25 Ocak 2011 Salı

Yaşlanıyorum

Şaka maka 2 hafta kaldı.

Bu haftayı da atlatırım da, öbür hafta epey sıkıntılı olur benim için. İçim daralır, oflarım, kabullenemem bir yılın daha hayatımdan gidiyor olduğunu ama sonra o gün gelir.

Sabah hüzünle kalkarım yataktan. Sürünerek işe giderim. Kimseye selam sabah vermem. Kabullenemem yeni yaşımı. Sabah kahvemi içerim. O sırada günün ilk çiçeği gelir. Yüzüm biraz güler. Sonra facebooktan tebrikleri okurum. “İyi bari, öldüğümüzde cenazemiz kalabalık olacak” diye düşünürüm.
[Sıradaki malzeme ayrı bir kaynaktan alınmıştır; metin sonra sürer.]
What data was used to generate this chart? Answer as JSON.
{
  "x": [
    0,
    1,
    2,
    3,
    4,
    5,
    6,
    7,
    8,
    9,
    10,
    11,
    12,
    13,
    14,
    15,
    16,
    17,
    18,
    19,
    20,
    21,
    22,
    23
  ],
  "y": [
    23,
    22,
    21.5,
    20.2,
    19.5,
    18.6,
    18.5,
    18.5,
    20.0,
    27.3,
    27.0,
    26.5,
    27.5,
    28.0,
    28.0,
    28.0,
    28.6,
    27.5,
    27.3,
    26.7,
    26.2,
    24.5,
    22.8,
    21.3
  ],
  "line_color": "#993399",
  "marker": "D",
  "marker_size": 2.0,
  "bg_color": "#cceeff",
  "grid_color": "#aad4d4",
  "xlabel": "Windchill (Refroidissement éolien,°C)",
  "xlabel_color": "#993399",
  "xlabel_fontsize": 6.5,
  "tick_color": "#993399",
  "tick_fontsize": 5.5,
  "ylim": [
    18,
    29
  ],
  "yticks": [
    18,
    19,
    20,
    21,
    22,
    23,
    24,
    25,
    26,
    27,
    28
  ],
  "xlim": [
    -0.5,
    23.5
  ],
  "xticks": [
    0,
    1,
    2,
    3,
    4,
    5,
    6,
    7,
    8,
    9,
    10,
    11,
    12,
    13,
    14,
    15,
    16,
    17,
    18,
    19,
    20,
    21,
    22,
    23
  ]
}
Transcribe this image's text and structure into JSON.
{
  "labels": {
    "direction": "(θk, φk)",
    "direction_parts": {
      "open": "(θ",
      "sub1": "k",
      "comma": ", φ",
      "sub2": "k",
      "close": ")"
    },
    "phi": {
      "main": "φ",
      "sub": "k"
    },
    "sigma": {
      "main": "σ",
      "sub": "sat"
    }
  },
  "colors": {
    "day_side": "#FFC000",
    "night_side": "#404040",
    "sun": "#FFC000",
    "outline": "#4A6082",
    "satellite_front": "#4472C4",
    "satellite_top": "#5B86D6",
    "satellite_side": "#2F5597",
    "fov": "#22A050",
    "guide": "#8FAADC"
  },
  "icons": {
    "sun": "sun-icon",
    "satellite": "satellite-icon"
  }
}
Sonra ikinci çiçek gelir. Keyfim biraz daha düzelir. Dostlar da aramaya başladığında iyicene keyiflenirim. Ohhh, derim iyi ki doğdum.
Ardından Nil Karaibrahimgil’in “İyi ki doğdum” şarkısını açarım. Bir enerji dolar içime.

İyi ki doğdum
Ne güzel bir kadın oldum
Erkekler hep peşimde
Ama aklım işimde
Sınırı zorluyorum

Artık akşama da nerde nasıl kutlarız bilmem.

Vay be, 14 gün kaldı.

Bilgen,yaşlanıyorum

22 Ocak 2011 Cumartesi

Büyüdüm

Yapmam gerekenler listesi var kafamda. Her sabah yenileniyor, yapılamayanlar duruyor üstüne yenileri ekleniyor. Ama liste hiç bitmiyor. Başını kopardığınız ejderha artık öldü derken birden boynundan iki adet baş çıkması gibi, listedekileri tamamladıkça yerine başkaları geliyor.
Bazı şıkları hiç bitiremiyorum. Uzadıkça uzuyor, sıkıntısı büyüdükçe büyüyor. Daralıyorum. Bazen bu liste hiç bitmeyecekmiş gibi geliyor ya da bittiğinde acaba hayat mı bitecek?
Sanırım zorluklarla savaşabilen bir yapıp yok ki benim, listem uzadığı zaman kaçıp gidesim geliyor. Küçük bir sahil kasabasına yerleşip, bahçeden ektiklerimle geçinmek, akşamları çayım çekirdeğim ile televizyon karşısına geçip asla yaşayamayacağım hayatları anlatan dizileri seyretmek istiyorum.
Sahil kasabası özlemi duymaya başlamışsam eğer büyümüşümdür di mi?